Since California's extended drought began three years ago up, mountain snowpack has been nearly nonexistent. It peaked last season at 32 percent of its historical average in April. And no snow means no snow business.

McAlpine was up at his Tahoe cabin in May, planning SnowBomb's 2014-2015 season, when he started to freak out. "It sucked, man," said McAlpine. "Last year was the worst year in the entire history of the company. That's the reason The 420 Games were born."

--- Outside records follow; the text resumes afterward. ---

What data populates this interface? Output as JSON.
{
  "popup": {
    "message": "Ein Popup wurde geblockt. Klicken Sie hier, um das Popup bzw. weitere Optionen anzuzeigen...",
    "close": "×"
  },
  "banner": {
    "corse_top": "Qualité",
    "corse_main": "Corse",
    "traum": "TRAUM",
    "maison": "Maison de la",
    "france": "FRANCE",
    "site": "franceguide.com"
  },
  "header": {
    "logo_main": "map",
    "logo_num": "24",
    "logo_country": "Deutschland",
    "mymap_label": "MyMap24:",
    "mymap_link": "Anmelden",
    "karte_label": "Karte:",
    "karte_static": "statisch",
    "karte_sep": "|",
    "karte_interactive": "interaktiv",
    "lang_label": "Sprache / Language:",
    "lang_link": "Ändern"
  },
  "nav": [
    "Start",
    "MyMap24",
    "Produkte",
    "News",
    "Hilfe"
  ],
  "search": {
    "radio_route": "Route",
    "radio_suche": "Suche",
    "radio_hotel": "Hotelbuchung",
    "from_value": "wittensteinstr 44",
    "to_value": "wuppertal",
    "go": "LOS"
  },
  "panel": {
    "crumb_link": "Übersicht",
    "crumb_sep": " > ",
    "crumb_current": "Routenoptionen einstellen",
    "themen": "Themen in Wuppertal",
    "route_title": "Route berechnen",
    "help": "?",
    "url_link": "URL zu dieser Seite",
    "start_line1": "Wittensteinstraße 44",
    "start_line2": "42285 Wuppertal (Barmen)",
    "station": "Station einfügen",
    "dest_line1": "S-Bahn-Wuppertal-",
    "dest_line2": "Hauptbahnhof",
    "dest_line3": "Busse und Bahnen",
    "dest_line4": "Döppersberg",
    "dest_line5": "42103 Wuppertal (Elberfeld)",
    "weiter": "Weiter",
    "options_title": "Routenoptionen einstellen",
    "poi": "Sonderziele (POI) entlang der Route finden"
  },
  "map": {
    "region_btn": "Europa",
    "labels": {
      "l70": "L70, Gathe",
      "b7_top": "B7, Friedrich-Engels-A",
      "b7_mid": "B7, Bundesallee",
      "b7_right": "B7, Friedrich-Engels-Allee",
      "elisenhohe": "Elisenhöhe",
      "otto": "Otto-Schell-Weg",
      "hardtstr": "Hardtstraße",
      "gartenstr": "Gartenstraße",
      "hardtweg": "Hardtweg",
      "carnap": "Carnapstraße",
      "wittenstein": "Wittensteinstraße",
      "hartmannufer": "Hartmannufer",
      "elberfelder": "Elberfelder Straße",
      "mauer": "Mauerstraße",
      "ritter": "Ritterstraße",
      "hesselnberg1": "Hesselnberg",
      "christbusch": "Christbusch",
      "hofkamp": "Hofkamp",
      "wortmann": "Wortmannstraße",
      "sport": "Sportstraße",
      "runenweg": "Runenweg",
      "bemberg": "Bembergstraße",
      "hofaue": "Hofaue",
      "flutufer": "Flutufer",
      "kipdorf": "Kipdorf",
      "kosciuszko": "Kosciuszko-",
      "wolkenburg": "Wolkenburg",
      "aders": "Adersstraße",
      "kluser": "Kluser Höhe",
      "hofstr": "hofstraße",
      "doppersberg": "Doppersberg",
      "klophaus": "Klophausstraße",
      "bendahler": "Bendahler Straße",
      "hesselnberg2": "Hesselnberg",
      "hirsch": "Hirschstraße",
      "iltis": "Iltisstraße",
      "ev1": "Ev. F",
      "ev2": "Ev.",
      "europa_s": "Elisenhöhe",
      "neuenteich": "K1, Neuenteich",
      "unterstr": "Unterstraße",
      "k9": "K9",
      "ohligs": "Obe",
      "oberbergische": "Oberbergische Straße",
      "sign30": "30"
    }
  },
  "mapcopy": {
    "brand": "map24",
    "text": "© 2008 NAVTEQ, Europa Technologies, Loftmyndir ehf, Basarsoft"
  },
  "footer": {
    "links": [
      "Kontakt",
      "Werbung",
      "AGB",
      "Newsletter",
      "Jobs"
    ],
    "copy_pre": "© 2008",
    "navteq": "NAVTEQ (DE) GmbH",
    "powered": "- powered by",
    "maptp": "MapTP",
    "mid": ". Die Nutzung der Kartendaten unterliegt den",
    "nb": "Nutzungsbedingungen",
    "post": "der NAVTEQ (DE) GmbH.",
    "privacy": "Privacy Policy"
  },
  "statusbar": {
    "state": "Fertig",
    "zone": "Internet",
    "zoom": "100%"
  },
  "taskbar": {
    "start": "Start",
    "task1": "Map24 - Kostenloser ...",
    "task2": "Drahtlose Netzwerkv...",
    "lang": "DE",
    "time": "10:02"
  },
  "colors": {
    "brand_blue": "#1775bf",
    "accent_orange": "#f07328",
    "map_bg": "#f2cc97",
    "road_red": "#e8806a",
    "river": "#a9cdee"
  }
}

McAlpine uses cannabis medicinally for his bad back and knees. Like many patients, he said that certain strains of weed also help him focus. He was smoking a joint alone in his cabin at 10 o'clock one night when the idea of launching The 420 Games hit him. "It slapped me in the face," he said. "I thought, 'Oh, my god. This is it. I have to do this.'"

Cannabis is now more mainstream than ever. About 54 percent of Americans support ending pot prohibition, and more than 80 percent support medical access to cannabis. In July, The New York Times editorial page issued a historic call in July to end marijuana prohibition nationwide. Whoopi Goldberg regularly endorses legalization on The View. Even President Obama has admitted that weed is safer than alcohol.

But a deep stigma endures. For one, pot's federally illegal, and about 750,000 Americans will be arrested this year for marijuana offenses — mostly for possession. You can also lose your student housing and student aid, get kicked out of school, and be denied employment, adoption, and professional licensing because of marijuana.

It also might seem counterintuitive to throw a 5K run in support of a drug that critics claim causes laziness and apathy, until you remember that world-class athletes also love weed. The Pittsburg Steelers' starting and back-up running backs — Le'Veon Bell and LeGarrette Blount, respectively — were caught just last week with 20 grams of herb.

And there are reasons why athletes like pot. Cannabis contains powerful anti-inflammatories and analgesics. It's been shown to help regulate metabolism, which is why stoners are, counterintuitively, skinnier than the average population. Smoking weed is not associated with lung cancer, but is associated with increased lung volume (ahem, Michael Phelps).

Used recreationally, it's a less harmful way for athletes to chill out than alcohol or cigarettes.

The first snowboarder to ever win a gold medal, Ross Rebagliati, had his medal taken away from him for testing positive for pot. The Olympics then had to give the gold medal back to Rebagliati because anti-doping rules at the time did not cover weed. Last year, the Olympics relaxed its anti-doping limits on THC metabolites by a factor of ten.

Which brings us to the 420 Games. "I stayed up the entire night writing the business plan," McAlpine said of The 420 Games. He tapped his deep connections in the worlds of skiing, snowboarding, running, tennis, and other athletics in the Bay Area to get the word out about the event. Lagunitas has released "420" beers in the past, and came on-board as a co-sponsor after a phone call, he said. The 420 Games has also nabbed deep-pocketed backers, including WeedMaps.com and Harborside Health Center in Oakland.

First came a website, then a press release and ground campaign. Sports stores have been really receptive to hanging posters, McAlpine said. "Most people grab the posters when I start talking to them and quickly look at it and don't see marijuana." (The event's motto is "Achieve. Support. Educate.") "Then there is that first second when they see marijuana, and they get tense and tense up and start to scrutinize it a bit more," McAlpine continued. "It takes about two or three minutes of talking for them to realize just what it is. Then, they're really, really supportive. It's amazing how many are. I've gone to tennis clubs and running stores in Marin. I've only had one person reject them."

The 420 Games is going to sell out, and McAlpine has bigger plans for the future. The 5K is part of a series, which is also going to include a Stand-Up Paddle Race on Lake Tahoe and a bike marathon in Orange County that will be limited to one-gear cruiser bikes. The series will conclude with a contingent of 420 Gamers running in the next San Francisco Half-Marathon.